Um pequeno bolo, numa pequena pastelaria, algures na Marinha Grande, também tem direito a lugar de destaque. Mesmo que o destaque seja só o fundo de uma página de jornal. Nem todas as maravilhas são eleitas, ou derrotadas, em campanhas de marketing com fato de gala e directos televisivos, pelo contrário, é a devoção ao longo de décadas que define um autêntico clássico. E os doces são como os gostos – não se discutem nem se votam em chamadas de valor acrescentado.

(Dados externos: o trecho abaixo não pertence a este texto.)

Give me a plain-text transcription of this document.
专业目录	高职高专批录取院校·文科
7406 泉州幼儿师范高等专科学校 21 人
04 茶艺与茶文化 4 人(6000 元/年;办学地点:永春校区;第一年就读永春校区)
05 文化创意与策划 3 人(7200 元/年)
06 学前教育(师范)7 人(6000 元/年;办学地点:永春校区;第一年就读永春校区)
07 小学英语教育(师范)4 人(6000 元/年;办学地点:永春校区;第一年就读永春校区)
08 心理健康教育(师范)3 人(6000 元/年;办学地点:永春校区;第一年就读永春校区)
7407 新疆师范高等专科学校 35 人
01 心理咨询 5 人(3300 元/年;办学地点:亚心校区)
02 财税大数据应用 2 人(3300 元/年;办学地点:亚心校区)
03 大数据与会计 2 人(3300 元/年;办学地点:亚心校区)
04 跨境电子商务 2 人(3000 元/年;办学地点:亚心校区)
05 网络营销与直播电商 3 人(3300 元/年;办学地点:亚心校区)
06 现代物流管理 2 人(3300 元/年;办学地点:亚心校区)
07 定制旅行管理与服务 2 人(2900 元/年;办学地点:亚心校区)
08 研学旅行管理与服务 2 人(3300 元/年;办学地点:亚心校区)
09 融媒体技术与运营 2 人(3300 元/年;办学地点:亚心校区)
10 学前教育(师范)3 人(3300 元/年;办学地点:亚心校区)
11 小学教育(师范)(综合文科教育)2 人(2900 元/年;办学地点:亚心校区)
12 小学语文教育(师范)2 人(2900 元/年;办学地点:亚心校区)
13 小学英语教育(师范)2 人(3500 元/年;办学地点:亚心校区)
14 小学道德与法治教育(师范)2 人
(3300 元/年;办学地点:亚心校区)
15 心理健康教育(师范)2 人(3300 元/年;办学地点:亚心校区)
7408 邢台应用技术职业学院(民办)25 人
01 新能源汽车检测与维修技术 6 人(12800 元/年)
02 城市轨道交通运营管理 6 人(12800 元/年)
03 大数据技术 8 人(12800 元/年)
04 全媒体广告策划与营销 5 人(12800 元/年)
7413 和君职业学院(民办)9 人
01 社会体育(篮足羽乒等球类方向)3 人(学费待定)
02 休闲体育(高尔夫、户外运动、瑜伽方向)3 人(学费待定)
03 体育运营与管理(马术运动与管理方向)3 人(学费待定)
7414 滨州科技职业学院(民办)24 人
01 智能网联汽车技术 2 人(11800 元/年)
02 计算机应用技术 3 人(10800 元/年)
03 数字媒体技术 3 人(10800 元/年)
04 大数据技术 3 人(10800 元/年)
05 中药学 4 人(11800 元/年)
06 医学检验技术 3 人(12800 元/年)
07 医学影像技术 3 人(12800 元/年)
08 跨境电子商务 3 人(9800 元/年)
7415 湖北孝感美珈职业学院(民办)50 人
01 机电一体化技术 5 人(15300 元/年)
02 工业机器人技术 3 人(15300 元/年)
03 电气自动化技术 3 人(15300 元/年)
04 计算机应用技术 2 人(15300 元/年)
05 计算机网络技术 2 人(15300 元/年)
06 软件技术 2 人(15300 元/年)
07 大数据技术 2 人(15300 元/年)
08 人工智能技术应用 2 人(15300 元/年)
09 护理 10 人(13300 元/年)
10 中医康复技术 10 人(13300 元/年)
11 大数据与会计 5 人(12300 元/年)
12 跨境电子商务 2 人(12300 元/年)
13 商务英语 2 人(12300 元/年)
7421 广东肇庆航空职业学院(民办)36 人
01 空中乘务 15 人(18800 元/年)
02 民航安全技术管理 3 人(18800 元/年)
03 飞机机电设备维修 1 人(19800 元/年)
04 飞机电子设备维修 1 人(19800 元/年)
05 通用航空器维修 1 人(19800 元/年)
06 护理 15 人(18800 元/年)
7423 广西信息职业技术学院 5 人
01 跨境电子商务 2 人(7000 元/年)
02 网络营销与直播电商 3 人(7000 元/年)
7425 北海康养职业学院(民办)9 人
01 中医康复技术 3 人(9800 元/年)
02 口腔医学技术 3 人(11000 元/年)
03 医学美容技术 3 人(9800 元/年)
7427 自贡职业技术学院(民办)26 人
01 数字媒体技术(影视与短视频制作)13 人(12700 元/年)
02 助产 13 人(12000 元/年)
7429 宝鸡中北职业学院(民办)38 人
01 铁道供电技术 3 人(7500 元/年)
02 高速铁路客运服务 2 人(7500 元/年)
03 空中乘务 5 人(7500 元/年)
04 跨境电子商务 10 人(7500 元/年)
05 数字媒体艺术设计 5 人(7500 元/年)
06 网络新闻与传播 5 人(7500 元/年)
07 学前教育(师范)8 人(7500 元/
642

Manhã, como outra qualquer. Na padaria e pastelaria Delícia do Marquês ninguém sabe precisar com rigor a origem da Meia Lua, o bolo que, ali, nunca falta na vitrina. Nem mesmo o actual proprietário, que comprou a antiga pastelaria Saraiva e lhe mudou o nome, em 1998, quando regressou de França. Manuel da Fonte mora em Pombal e todos os dias faz 50 quilómetros para cada lado, no balanço entre casa e trabalho. Sabe, no entanto, que o negócio já vem da década de 60 ou 70 do século passado. Quando o recebeu, também recebeu funcionários e receitas. Incluindo, a tradição da Meia Lua, que “já se fabricava há muito ano”.
O discreto número 8 da Rua António Lopes de Almeida é o ponto de encontro de gente que trabalha no centro da Marinha Grande, a zona mais antiga da cidade, muito perto da câmara municipal, dos museus, do Teatro Stephens, das antigas instalações da real fábrica de vidros. E da igreja matriz de Nossa Senhora do Rosário. Que também ajuda o forno a funcionar e alimenta a caixa registadora, em especial, “nos dias de festa e missas”, adianta Manuel da Fonte. Além de patrão, é o padeiro de serviço, apoiado por dois pasteleiros.
Os clientes da Delícia do Marquês são, sobretudo, empregados do comércio e pessoas que procuram as lojas e serviços nas imediações. Ali não há mobiliário Ikea nem design contemporâneo. Vale a oferta, em que são obrigatórios pastéis, bolas de Berlim, palmiers, rins, mil-folhas, miniaturas, bolos secos e bolos de aniversário, baptizado e casamento, ao lado do pão quente: bolinhas, pão d’avó, centeio, integral e pão de forma. Todos os dias, incluindo sábados, domingos e feriados.
Quanto à Meia Lua, as aparências não iludem, mas é o interior que faz a diferença, como nuvem de conforto entre duas metades de prazer. A empreitada não é para levar de ânimo leve, nem é, provavelmente, para todos os gostos. Requer afinco, vontade e genuína gula. Só assim a satisfação está garantida até ao último grama de pecado.
“É uma característica desta pastelaria. Do que sei, na zona, foi aqui que começou a ser feita”, explica Paulo Domingues, pasteleiro, há oito anos na Delícia do Marquês. É ele que revela o triângulo em que tudo acontece: base de massa folhada, recheio de creme de manteiga e cobertura em glacé de açúcar.
Os derradeiros ingredientes só dependem de quem prova: tempo e silêncio.